There’s a basin of attraction, here: if the proposed safe distribution always contains good proposals with non-negligible probability, and the value function always has enough of the right meta-principles to correct specific errors that may be introduced through random error. But it’s quite important that the output of each quantilization be better than the previous. If not, then we’re not in a basin of attraction.
All of this makes it sound quite difficult to propose a safe distribution. The safe distribution needs to already land you within the basin of attraction (with very high probability), because drifting out of that basin can easily create a catastrophe.
Here’s a slightly different argument. At each quantilization step, including the very first one, it’s important that we find a QAS which actually fits our data quite well, because it is important that we pin down various things firmly in order to remain in the basin of attraction (especially including pinning down a value function at least as good as our starting value function). However, for each QAS which fits the data quite well and points to our desired basin of attraction, there are many alternative QAS which don’t fit our data well, but point to very different, but equally coherent, basins of attraction. (In other words, there should be many equally internally consistent value systems which have basins of attraction of similar size.)
Since these other basins would be catastrophic, this means c, the probability of catastrophe, is higher than q, the amount of optimization we need to hit our narrow target.
This means the safe distributions has to be doing a lot of work for us.

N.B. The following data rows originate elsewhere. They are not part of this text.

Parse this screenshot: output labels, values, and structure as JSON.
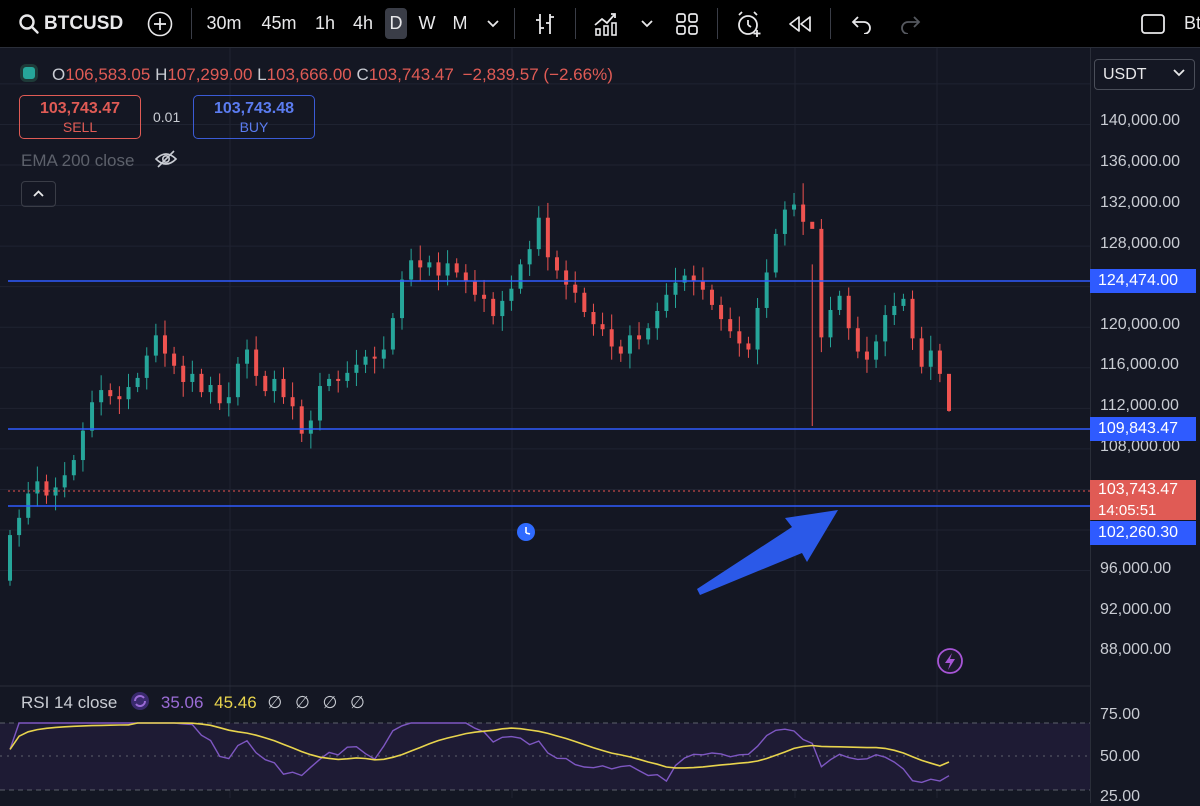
{
  "toolbar": {
    "symbol": "BTCUSD",
    "intervals": [
      "30m",
      "45m",
      "1h",
      "4h",
      "D",
      "W",
      "M"
    ],
    "selected_interval": "D",
    "right_text": "Bt"
  },
  "legend": {
    "open_label": "O",
    "open": "106,583.05",
    "high_label": "H",
    "high": "107,299.00",
    "low_label": "L",
    "low": "103,666.00",
    "close_label": "C",
    "close": "103,743.47",
    "change": "−2,839.57 (−2.66%)"
  },
  "trade": {
    "sell_price": "103,743.47",
    "sell_label": "SELL",
    "spread": "0.01",
    "buy_price": "103,743.48",
    "buy_label": "BUY"
  },
  "indicator": {
    "ema_label": "EMA 200 close"
  },
  "currency": "USDT",
  "price_axis": [
    "140,000.00",
    "136,000.00",
    "132,000.00",
    "128,000.00",
    "120,000.00",
    "116,000.00",
    "112,000.00",
    "108,000.00",
    "96,000.00",
    "92,000.00",
    "88,000.00"
  ],
  "price_tags": {
    "upper_line": "124,474.00",
    "mid_line": "109,843.47",
    "current_price": "103,743.47",
    "countdown": "14:05:51",
    "lower_line": "102,260.30"
  },
  "rsi": {
    "label": "RSI 14 close",
    "value": "35.06",
    "ma_value": "45.46",
    "extras": "∅ ∅ ∅ ∅",
    "axis": [
      "75.00",
      "50.00",
      "25.00"
    ]
  },
  "colors": {
    "up": "#26a69a",
    "down": "#ef5350",
    "level_line": "#2f5bff",
    "arrow": "#2b59e8",
    "rsi": "#7e57c2",
    "rsi_ma": "#e8d44d"
  },
  "chart_data": {
    "type": "candlestick",
    "symbol": "BTCUSD",
    "timeframe": "D",
    "y_range": [
      86000,
      141000
    ],
    "horizontal_levels": [
      124474,
      109843.47,
      102260.3
    ],
    "current_price": 103743.47,
    "approx_closes": [
      91500,
      93200,
      95600,
      96800,
      95400,
      96200,
      97400,
      98900,
      101800,
      104600,
      105800,
      105200,
      104900,
      106100,
      107000,
      109200,
      111200,
      109400,
      108200,
      106600,
      107400,
      105600,
      106300,
      104500,
      105100,
      108400,
      109800,
      107200,
      105700,
      106900,
      105100,
      104200,
      101500,
      102800,
      106200,
      106900,
      106700,
      107500,
      108300,
      109100,
      108900,
      109800,
      112900,
      116700,
      118600,
      117900,
      118400,
      117100,
      118300,
      117400,
      116500,
      115200,
      114800,
      113100,
      114600,
      115800,
      118200,
      119700,
      122800,
      118900,
      117600,
      116200,
      115400,
      113500,
      112300,
      111800,
      110100,
      109400,
      111200,
      110800,
      111900,
      113600,
      115200,
      116400,
      117100,
      116600,
      115700,
      114200,
      112800,
      111600,
      110400,
      109800,
      113900,
      117400,
      121200,
      123600,
      124100,
      122400,
      121700,
      111000,
      113700,
      115100,
      111900,
      109600,
      108800,
      110600,
      113200,
      114100,
      114800,
      110900,
      108100,
      109700,
      107400,
      103743.47
    ]
  }
}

Like the previous problem I discussed, this isn’t necessarily a showstopper, but it does say that we’d need some further ideas to make recursive quantilization work, and suggests to me that quantilization might not be the right way to go.
Other Concerns
Quantilizers don’t have the best handles for modeling human philosophical deliberation over time. In other words, I don’t think recursive quantilization absorbs the lesson of radical probabilism. In particular, although recursive quantilization involves iteratively improving a picture of “good reasoning”, I think it lacks a kind of stability—the picture of good reasoning must be entirely reconstructed each time, from “first principles” (IE from the principles developed in the previous step). I currently see no guarantee that recursive quantilization avoids being Dutch-Book-able over these stages, or any other such dynamic optimality notion.
Quantilizers aren’t great for modeling a collection of partial models. Since a quantilizer spits out one (moderately) optimized result, I have to focus on single QASs, rather than collections of experts which cover different areas of expertise. This means we don’t get to break down the problem of reasoning about the world.
Quantilizers don’t put world models in a central spot. By putting optimization in a central spot, we sort of sideline reasoning and belief. This obscures the mechanism of updating on new information.